O homem incrédulo ( este homem sou eu)

Aquele homem bom, que sempre viveu para o trabalho, aos quase setenta anos descria de tudo e de todos.

Foi criado numa rocinha perdida na solidão do fim da estrada.

A renda do leite era o que o mantinha vivo. Duas dúzias de vacas mestiças era o que sobrou do seu plantel de uma boiada inteira.

João Solidão era um sujeito a moda antiga.

Não se acostumou as modernidades dos tempos hodiernos. Ainda cozinhava num gasto fogão a lenha. Vivia só. Era ele e o que dele restou. Depois de uma vida atribulada.

Quando caía a tarde, quase noite, se preparava para dormir, ainda se permitia ao luxo de assistir a uma velha televisão. Era o único elo que o mantinha ligado ao que se passava do lado de fora daquelas terras perdidas entre o fim do mundo e o vazio do nada.

Através dela se informava das notícias do mundo lá de fora.

Eram apenas notícias ruins.

Roubalheira, corrupção, balas perdidas que encontram inocentes em seu caminho, um enorme fosso social que tomava conta do país à deriva.

João Solidão não tinha tempo para pensar na vida. O trabalho duro o atazanava. Ele sonhava com a aposentadoria. Afinal foram tempos perdidos na lembrança contribuindo para pagar as prestações de um carnê amarelecido pelo tempo. Aos setenta anos pensava enfim poder gozar de um salário mensal. Soma inglória que talvez o permitisse viver mais folgadamente. Mas, ao agendar uma visita a tal agência da cidade perto, descobriu que seu sonho fora adiado sine die. Faltavam alguns anos mais para se aposentar definitivamente.

João acabou ainda mais descrente nas pessoas.
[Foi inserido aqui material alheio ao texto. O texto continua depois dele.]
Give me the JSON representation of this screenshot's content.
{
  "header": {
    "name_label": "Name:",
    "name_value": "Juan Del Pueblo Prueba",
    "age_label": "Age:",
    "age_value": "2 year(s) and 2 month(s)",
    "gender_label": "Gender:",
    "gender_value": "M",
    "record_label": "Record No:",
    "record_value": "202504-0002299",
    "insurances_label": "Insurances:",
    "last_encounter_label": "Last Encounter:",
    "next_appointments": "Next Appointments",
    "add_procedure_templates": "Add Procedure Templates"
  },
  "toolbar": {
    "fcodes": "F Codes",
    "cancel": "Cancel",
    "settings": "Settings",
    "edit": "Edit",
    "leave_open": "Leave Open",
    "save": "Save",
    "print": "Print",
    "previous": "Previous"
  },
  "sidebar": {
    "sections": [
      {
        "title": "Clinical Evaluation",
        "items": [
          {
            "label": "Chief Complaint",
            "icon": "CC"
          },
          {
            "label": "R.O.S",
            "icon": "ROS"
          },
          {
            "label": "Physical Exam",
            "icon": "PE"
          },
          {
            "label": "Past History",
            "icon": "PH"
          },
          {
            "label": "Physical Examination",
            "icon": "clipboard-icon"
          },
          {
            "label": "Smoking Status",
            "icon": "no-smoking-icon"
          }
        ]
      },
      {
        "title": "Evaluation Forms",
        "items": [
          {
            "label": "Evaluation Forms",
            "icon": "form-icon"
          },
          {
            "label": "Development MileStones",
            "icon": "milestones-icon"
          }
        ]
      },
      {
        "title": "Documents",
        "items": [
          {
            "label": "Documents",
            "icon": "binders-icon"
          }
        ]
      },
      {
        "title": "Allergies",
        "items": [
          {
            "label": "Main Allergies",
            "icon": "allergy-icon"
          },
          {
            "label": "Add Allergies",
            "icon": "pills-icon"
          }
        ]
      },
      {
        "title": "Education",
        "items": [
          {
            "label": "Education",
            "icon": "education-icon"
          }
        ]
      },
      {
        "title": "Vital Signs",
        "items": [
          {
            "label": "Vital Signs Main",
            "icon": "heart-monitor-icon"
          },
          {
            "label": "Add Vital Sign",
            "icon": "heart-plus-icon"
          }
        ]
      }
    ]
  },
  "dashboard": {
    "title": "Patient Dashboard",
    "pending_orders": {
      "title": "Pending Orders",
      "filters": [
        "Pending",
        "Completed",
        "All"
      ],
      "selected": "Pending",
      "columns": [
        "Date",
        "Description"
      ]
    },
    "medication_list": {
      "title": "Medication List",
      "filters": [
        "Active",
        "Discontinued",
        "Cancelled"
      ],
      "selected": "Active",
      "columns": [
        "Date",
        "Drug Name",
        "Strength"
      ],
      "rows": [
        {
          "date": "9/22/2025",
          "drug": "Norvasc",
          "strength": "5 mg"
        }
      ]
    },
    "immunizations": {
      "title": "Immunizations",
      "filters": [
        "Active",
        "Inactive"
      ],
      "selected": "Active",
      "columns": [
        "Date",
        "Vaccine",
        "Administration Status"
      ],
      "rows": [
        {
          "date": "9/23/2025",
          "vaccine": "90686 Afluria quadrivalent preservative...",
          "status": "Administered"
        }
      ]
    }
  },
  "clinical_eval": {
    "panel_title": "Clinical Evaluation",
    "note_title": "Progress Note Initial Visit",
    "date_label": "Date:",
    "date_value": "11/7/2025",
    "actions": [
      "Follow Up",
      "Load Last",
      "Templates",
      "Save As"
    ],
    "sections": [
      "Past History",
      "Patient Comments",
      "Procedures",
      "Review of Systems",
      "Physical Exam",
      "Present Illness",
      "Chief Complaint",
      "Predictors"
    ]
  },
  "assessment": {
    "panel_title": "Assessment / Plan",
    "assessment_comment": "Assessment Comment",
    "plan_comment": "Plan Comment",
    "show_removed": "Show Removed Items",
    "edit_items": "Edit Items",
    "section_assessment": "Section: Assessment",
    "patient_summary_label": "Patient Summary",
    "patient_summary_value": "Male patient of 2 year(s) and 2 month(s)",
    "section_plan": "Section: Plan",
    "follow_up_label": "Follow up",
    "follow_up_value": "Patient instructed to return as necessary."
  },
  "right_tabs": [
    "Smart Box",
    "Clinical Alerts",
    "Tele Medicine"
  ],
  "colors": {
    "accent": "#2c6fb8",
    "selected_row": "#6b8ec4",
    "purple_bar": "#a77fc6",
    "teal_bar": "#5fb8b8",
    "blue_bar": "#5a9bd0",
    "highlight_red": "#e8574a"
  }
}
Em todas elas apenas via desencanto, mentiras, falsidades.

Em verdade apenas cria nos animais de sua propriedade.

Nos quais depositava seu voto de confiança. Principalmente nas vacas de seu curral.

Um dia um compadre, vizinho de cerca, a ele pediu dinheiro emprestado. Nunca mais viu a cara do sujeito. Desde então referendou a sua descrença.

Antes de completar setenta e um anos, naquele início de dois mil e dezoito, era abril entrando em dias, pela mesma televisão pode ver, numa noite indormida, que um tal juiz tido durão, acabou por condenar um ex-presidente a dura pena de prisão. Depois esticada para dois anos mais.

Uma operação que se arrastava há anos tantos prometia acabar com maracutaia nacional. Ela se chamava lava-jato.

Depois de infrutíferas tentativas de mandar à cadeia o tal petista, na noite de ontem, quatro de abril, enfim um tribunal de estância superior acabou por referendar a condenação.

João Solidão enfim se viu mais animado. Pensou ele, descrente que sempre foi, que o país tomaria jeito.

Mas não foi bem assim que aconteceu.

O ex-presidente recorreu. Foram aceitas as alegações da defesa. Mais tempo passou desde então.

Em um ano tudo voltou como era dantes. O ex-presidente venceu as próximas eleições. Contrariando a voz do povo. Principalmente aquele ordeiro e trabalhador. Como sempre foi o João Solidão. Cujo sobrenome era Incrédulo da Silva.

Dois anos depois o país naufragou. A corrupção voltou ainda maior que antes. A bandidagem tomou o poder. Nunca mais se teve sossego por aqui.

Antes de completar setenta e cinco anos João Solidão se foi. Morreu durante o sono. Sonhando com dias melhores para o seu país amado.

Em sua frase lapidar alguém deixou escrito: “aqui jaz um homem incrédulo, que tentou acreditar mas não conseguiu.”

É como me sinto agora. Neste cinco de abril.